The Herald is critical of personal and public safety procedures employed by police prior to entering the shop where Navtej Singh lay wounded where he had been shot in a robbery of his Manurewa liquor store.
The comments in the editorial are similar to comments I heard from former ACT MP, Stephen Franks, on Radio NZ just before 5pm on Friday.
What they all have in common is the clear expectation that police can and should disregard their own personal safety in aid of a person like Navtej Singh.
The Herald says:
They know the series of explanations from the police - first they needed to arm their patrols before dispatching them, second they were following police safe assembly point protocols and third they had to be certain the armed villain was not a continuing threat at the scene - are flawed.
With respect, those procedures are not at all flawed. They have been composed after the funerals of other police, here in NZ and elsewhere, who did not follow such procedures.
The police absolutely did the right thing. They organised to meet an unknown armed threat. They ensured the reaction by armed officers was co-ordinated. We don't need police shooting each other. They ensured no one was going to be sniping at them or ambulance staff on the scene.
All prudent and necessary. Every public servant wants to go home to family in one piece at the end of their shift. No reasonable person should be expecting them to die on the job.
Having been a Corrections Officer, I would not discard procedures designed to ensure my own safety to satisfy some gung-ho desk-jockey at a daily newspaper. Management - and my family - would blame me for whatever happened if it went wrong and they would be right.

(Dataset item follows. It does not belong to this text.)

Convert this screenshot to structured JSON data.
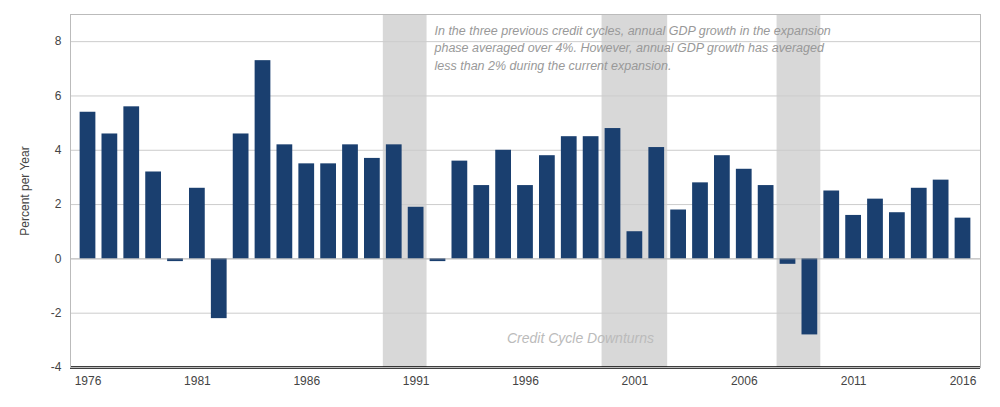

Police do a job most of don't want to do. They face people every day we cross the street to avoid. They do put their lives on the live every shift. But no one should ask - or expect - any police officer to walk into an environment where multiple armed assailants have already shot someone.
Easy for the editorialists, columnists and politicians to talk in comic-book terms about "firepower" and bravery. But which police family wants to hear Mummy or Daddy won't be home tonight because they were shot or taken hostage trying to rescue a wounded citizen?
It's like expecting soldiers to wade into a minefield to rescue a wounded comrade. You'd really like to just run their and pick him up and run out again. But unless you KNOW there are no more mines, more of you ending up in his situation won't be any help to him or your overall objective of providing police services to the community.
Next time there is a shooting, lets call up the editorial writers and columnists and let them have first whack at running into a shooting scene to show us all how brave they are.
No one should expect anyone to disregard their own safety in a situation like the one police faced last week.
Most insulting of all is the Herald using the word "bureaucracy" - the journalistic propaganda insult of choice - to deride the procedures intended to ensure their safety.
The Herald asks too much. No public servant outside the military should be expected to take unnecessary risks that could result in dying on the job.
This isn't a game of soldiers. Reading these commentators, you'd be forgiven for thinking it was.